Em determinadas hipóteses, reconhece-se que o dano moral decorre da
simples violação do bem jurídico tutelado, sendo configurado pela
ofensa aos valores da pessoa humana. Prescinde-se, no caso, da dor
ou padecimento (que são consequência ou resultado da violação)"

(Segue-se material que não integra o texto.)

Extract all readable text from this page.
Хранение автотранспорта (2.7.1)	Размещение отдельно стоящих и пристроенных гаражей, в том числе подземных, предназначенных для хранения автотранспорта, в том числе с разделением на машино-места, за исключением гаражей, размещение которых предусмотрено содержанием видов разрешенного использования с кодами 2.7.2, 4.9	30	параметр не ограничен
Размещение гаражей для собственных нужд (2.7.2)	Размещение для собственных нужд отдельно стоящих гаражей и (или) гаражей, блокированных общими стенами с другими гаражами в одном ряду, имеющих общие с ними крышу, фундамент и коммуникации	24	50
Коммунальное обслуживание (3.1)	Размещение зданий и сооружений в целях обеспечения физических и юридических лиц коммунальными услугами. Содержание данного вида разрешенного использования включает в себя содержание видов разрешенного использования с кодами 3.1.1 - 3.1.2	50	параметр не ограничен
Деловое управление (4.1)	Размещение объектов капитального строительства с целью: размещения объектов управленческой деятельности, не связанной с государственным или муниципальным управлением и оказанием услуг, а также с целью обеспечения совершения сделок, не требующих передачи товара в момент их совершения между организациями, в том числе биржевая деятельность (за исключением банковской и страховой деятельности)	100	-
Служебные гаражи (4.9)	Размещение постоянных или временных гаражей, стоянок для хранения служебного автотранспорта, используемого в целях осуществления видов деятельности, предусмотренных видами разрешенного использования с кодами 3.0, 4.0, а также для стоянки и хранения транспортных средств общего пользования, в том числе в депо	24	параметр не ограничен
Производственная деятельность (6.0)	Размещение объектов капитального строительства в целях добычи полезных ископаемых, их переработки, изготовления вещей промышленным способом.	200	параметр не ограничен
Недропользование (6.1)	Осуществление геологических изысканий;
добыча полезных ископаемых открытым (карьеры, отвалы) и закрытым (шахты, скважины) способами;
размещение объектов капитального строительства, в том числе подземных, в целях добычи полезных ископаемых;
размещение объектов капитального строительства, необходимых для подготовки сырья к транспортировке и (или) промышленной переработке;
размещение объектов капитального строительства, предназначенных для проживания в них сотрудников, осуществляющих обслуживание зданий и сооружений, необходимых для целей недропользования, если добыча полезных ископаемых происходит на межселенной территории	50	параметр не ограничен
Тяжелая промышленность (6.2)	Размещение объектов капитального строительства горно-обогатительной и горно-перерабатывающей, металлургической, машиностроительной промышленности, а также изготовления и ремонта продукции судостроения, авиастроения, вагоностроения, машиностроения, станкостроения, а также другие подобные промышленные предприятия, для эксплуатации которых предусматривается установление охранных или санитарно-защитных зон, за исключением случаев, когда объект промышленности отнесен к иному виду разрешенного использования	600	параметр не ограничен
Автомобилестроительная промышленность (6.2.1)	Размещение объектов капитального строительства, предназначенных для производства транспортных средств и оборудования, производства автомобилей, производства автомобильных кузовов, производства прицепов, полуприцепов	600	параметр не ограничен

(REsp 1.410.698/MG, Rel. Min. Humberto Martins, Segunda Turma, DJe
30/6/2015). No mesmo sentido, entre tantos outros precedentes: "O
dano ao meio ambiente, por ser bem público, gera repercussão geral,
impondo conscientização coletiva à sua reparação, a fim de
resguardar o direito das futuras gerações a um meio ambiente
ecologicamente equilibrado. O dano moral coletivo ambiental atinge
direitos de personalidade do grupo massificado, sendo
desnecessária a demonstração de que a coletividade sinta a dor, a
repulsa, a indignação, tal qual fosse um indivíduo isolado." (REsp
1.269.494/MG, Rel. Min. Eliana Calmon, Segunda Turma, DJe
1/10/2013).
6. Recurso Especial provido.
Decisão Completa
Vistos, relatados e discutidos os autos em que são partes as acima
indicadas, acordam os Ministros da Segunda Turma do Superior
Tribunal de Justiça: ""A Turma, por unanimidade, deu provimento ao
recurso, nos termos do voto do(a) Sr(a). Ministro(a)-Relator(a)." Os
Srs. Ministros Og Fernandes, Mauro Campbell Marques, Assusete
Magalhães e Francisco Falcão votaram com o Sr. Ministro Relator."